Description
1929 Series $10 FIRST NATIONAL BANK OF GALLITZIN, PENNSYLVANIA. SERIAL A000426
CHARTER #14181 TYPE #2
One of #3 Small size known in the census for this Cambria County Bank. #0 Large Size.
We graded this one as Very Good to Fine condition. It has some splits from wear and a pen ink notation on the back reading “pulled from circulation in 1943,” but it’s still intact with plenty of body left. This note would now be the third known in the census, alongside the only other two small-size notes—a $5 and a $20—both also graded VG. A rare national from the middle of the state, with just two others known and no large-size examples.

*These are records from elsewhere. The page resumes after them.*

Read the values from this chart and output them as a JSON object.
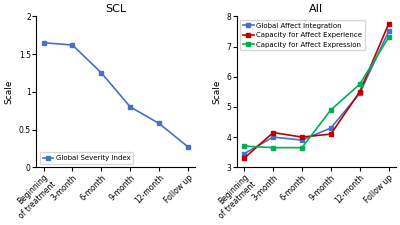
{
  "x_labels": [
    "Beginning\nof treatment",
    "3-month",
    "6-month",
    "9-month",
    "12-month",
    "Follow up"
  ],
  "scl_title": "SCL",
  "aii_title": "AII",
  "scl_ylabel": "Scale",
  "aii_ylabel": "Scale",
  "scl_series": {
    "Global Severity Index": {
      "values": [
        1.65,
        1.62,
        1.25,
        0.8,
        0.58,
        0.27
      ],
      "color": "#4472C4",
      "marker": "s"
    }
  },
  "aii_series": {
    "Global Affect Integration": {
      "values": [
        3.45,
        4.0,
        3.9,
        4.3,
        5.45,
        7.5
      ],
      "color": "#4472C4",
      "marker": "s"
    },
    "Capacity for Affect Experience": {
      "values": [
        3.3,
        4.15,
        4.0,
        4.1,
        5.5,
        7.75
      ],
      "color": "#C00000",
      "marker": "s"
    },
    "Capacity for Affect Expression": {
      "values": [
        3.7,
        3.65,
        3.65,
        4.9,
        5.75,
        7.3
      ],
      "color": "#00B050",
      "marker": "s"
    }
  },
  "scl_ylim": [
    0,
    2.0
  ],
  "scl_yticks": [
    0,
    0.5,
    1.0,
    1.5,
    2.0
  ],
  "aii_ylim": [
    3.0,
    8.0
  ],
  "aii_yticks": [
    3,
    4,
    5,
    6,
    7,
    8
  ],
  "background_color": "#FFFFFF",
  "line_width": 1.2,
  "marker_size": 3.5,
  "tick_font_size": 5.5,
  "label_font_size": 6.5,
  "title_font_size": 8,
  "legend_font_size": 5
}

By the early 1700s, the Delaware people still living along the eastern seaboard were increasingly treated as bad or worse than slaves, and displaced clear across the breadth of Pennsylvania to beyond the Allegheny Front, where they settled along the rivers of Western Pennsylvania. One of their larger settlements, and closest to the gaps of the Allegheny, was the Amerindian town of Kittanning along the middle reaches of the Allegheny River. These towns would generally ally themselves with the French during the French and Indian War, causing settlers in central Pennsylvania to mount a guard and patrol on the gaps. By the late 1700s, the remnant Seneca and Cayuga that became known as the Ohio Iroquois or Mingo would have ranged the area, especially because they were known to make their towns along defensible hill tops and kept to the uplands. With iron and coal discovered west of the gaps, white settlers began traveling west through the area around the time the American Revolution came to a close. By 1824, the visionary Main Line of Public Works legislation had been debated and signed and the construction of the Allegheny Portage Railroad soon began aiming to connect Pittsburgh and the Ohio Country to Philadelphia by canals. In 1838, this plan was altered to incorporate the rapidly-developing and ever more capable railroad technology. In 1845, the Pennsylvania legislature required the new Pennsylvania Railroad to cross the mountains, and the surveyed route would create Gallitzin, which began life as ‘Summit Tunnel’.